Push your directory of text file(s) and python code to your personal repo and post a link to it on Canvas.

 

These outputs are sorted based on highest to lowest cosine similarity values of their spaCy's word embedding. We set a value of .3 or higher as a simple screening measure:

ChatGPT output 1:

This is a dictionary of words most similar to the word panic in this file.

{confusion: 0.5402386164509124, dangerous: 0.3867293723662065, shocking: 0.3746970219959627, when: 0.3639973848847503, cause: 0.3524045041675451, even: 0.34693562533865335, harm: 0.33926869345182253, thing: 0.334617802674614, anomalous: 0.33311204685701973, seriously: 0.3290226136508412, that: 0.3199346037146467, what: 0.3123327627287958, it: 0.30034611967158426}

ChatGPT output 2:

This is a dictionary of words most similar to the word panic in this file.

{panic: 1.0, chaos: 0.6202660691803873, fear: 0.6138941609247863, deadly: 0.43952932322993377, widespread: 0.39420462861870775, shocking: 0.3746970219959627, causing: 0.35029004564759286, even: 0.34693562533865335, that: 0.3199346037146467, they: 0.30881649272929873, caused: 0.3036122578603176, it: 0.30034611967158426}

Chat GPT output 3:

{confusion: 0.5402386164509124, dangers: 0.3939297105912422, dangerous: 0.3867293723662065, shocking: 0.3746970219959627, something: 0.3599935769414534, unpredictable: 0.3458318113571637, anomalous: 0.33311204685701973, concerns: 0.32749574848035723, that: 0.3199346037146467, they: 0.30881649272929873, apparent: 0.30219898650476046, it: 0.30034611967158426}

Chat GPT output 4:

{dangers: 0.3939297105912422, shocking: 0.3746970219959627, anomalous: 0.33311204685701973, struggling: 0.32224357512011353, that: 0.3199346037146467, repeatedly: 0.30081027485016304, it: 0.30034611967158426}

 

Sample Output from the "Prince Charles in the SCP3008 Universe" Student Collection

So...what were the Prince Charles in the SCP Universe stories from ChatGPT?

You can read them in the published version of this assignment series.

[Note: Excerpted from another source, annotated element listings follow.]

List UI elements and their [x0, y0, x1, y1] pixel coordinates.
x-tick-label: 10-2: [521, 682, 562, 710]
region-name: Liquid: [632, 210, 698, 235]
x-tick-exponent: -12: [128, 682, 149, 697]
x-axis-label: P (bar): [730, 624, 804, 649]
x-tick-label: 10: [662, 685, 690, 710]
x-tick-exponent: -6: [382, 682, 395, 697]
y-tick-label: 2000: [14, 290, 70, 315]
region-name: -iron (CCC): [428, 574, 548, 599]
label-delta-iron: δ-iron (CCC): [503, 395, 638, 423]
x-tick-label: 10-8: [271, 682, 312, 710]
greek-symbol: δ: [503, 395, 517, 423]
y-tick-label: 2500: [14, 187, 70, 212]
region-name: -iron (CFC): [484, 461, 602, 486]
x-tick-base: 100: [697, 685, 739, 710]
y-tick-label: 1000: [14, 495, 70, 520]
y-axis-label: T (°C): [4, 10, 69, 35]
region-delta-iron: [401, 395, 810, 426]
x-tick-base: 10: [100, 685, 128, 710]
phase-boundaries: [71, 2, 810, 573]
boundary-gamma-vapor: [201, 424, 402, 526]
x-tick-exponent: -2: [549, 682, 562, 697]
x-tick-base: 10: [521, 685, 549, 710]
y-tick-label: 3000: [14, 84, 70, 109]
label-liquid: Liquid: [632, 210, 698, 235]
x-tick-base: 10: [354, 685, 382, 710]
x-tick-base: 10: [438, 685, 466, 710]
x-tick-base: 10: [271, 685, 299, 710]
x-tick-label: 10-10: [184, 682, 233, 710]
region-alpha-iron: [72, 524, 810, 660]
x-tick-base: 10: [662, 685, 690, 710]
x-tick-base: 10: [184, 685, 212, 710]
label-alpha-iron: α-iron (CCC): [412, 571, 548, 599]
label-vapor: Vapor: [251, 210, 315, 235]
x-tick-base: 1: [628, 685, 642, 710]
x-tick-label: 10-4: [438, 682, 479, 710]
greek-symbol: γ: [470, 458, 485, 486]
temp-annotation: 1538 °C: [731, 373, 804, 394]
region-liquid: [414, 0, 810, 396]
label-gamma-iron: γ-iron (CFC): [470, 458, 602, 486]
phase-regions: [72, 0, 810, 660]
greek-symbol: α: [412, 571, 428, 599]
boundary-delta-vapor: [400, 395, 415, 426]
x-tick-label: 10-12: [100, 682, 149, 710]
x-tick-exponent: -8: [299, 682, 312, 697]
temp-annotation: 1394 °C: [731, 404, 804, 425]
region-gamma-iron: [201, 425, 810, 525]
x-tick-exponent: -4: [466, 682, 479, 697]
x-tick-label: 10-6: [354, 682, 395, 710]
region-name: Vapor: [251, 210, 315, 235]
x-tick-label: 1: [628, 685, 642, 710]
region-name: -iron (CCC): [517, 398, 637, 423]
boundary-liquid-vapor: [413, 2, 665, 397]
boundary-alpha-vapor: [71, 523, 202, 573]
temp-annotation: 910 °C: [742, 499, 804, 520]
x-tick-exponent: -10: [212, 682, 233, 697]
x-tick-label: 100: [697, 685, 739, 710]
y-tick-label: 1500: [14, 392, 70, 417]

Check out the AI Literacy section! Lots of great pedagogy applications. :-)

Next steps...?

These are simple exercises, intended to introduce students to NLP while they're learning Python in the first weeks of a course.

  • Students can see how they can use NLP tools to learn about the relatedness of outputs. They can begin to think about things (like relatedness) that they might want to explore and measure according to a model.
     
  • A next step could be moving to a larger spaCy model, and then to a different LLM and try comparing outputs.